ICahn Apple Activism – And The Shareholder Square Table

A “cordial” dinner, eh?

Two interesting announcements from renowned activist investor Carl IChahn this week: First, his decision to post an open letter to Apple CEO Tim Cook urging immediate action on his previously announced view that Apple should (in Icahn speak, read “MUST…”) immediately institute the the $150 billion buyback plan he has been pushing for roughly six months, and second, that he would be launching something called the “Shareholders’ Square Table” – effectively an investor counterpart to the Business Roundtable that he views as a necessary step toward restoring an appropriate level of balance between the upper management of large public corporations and those companies’ actual owners.

With regard to the buy-back, Icahn explained:

“The S&P 500 trades at roughly 14x forward earnings. After backing off net cash, Apple trades at just 9x (not factoring into account that the company has a significantly lower cash tax rate than the rate Wall Street analysts use). This discount (cash adjusted) becomes even more compelling given our confidence that Apple will grow earnings per share at a rate well in excess of the S&P 500 for the foreseeable future. With such an enormous valuation gap and such a massive amount of cash on the balance sheet, we find it difficult to imagine why the board would not move more aggressively to buy back stock by immediately announcing a $150 Billion tender offer (financed with debt or a mix of debt and cash on the balance sheet).” [Full Text of Icahn Letter, Business Insider, 10/23/2013]

Icahn argues his plan could immediately generate an increase in Apple’s sagging share price by as much as 33% and has now also agreed to withhold his own growing stake in the company to avoid any perceptions regarding conflict of interest.

Personally, I haven’t studied Apple’s numbers nearly closely enough to offer a genuinely informed view as to the correctness of Icahn’s opinion (nor am I in any way suggesting how investors and potential investors should interpret this proposal.
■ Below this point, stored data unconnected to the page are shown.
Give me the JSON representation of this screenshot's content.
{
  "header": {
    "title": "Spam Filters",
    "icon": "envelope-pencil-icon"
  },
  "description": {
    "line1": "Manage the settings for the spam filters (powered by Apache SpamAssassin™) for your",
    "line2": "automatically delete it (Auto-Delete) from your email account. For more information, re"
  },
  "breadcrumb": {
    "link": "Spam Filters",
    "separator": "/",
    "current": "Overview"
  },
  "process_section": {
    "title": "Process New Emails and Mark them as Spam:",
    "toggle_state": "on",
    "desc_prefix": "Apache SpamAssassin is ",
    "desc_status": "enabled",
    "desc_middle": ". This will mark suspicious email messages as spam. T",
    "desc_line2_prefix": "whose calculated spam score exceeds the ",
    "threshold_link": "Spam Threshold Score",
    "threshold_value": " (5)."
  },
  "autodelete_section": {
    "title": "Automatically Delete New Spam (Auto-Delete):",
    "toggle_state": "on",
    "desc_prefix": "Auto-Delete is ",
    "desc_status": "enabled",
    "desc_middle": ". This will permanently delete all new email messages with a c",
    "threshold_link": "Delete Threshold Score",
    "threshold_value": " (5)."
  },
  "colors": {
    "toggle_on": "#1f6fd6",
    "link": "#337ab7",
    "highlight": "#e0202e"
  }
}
Nevertheless, like many others on the Street, I’ll admit a degree of confusion as to Apple’s vast volume of cash-on-hand relative to its surging competitor Google, for example. I do think there is a strong alternative argument that R&D and manufacturing are other areas in need of attention – particularly with Apple losing its once dominant market share to Android and Samsung. Nevertheless, if Icahn is right, it may well be possible for the company to simultaneously gain a higher share price AND place itself in a more competitive position. Either way, looking forward to seeing how it all plays out – not to mention how aggressive Icahn becomes should Cook decide to go a different direction . . . (A possible Proxy fight has already been “suggested“)

As for the Shareholder’ Square Table concept, I’m intrigued. If you take a look at its first manifestation, you’ll note it’s classic Icahn with imagery of a peasant army attempting to scale the walls of a castle defended by greedy CEOs fighting back with “weapons” bearing labels like “worthless stock,” “lawsuits” and even “New Jets.” The idea, however, has genuine substance – providing email updates and an online forum aimed at bringing shareholder activism into the mainstream through increased information and dialogue. My view has always been that informed investors are a net positive both for themselves and the companies whose stock they’ve purchased (or intend to short). So long as the site doesn’t slip into driving particular agendas and behaves as a genuinely objective “information exchange,” Icahn may indeed be providing a valuable new service for market participants.

Expect much follow-up as all this develops during the coming the months.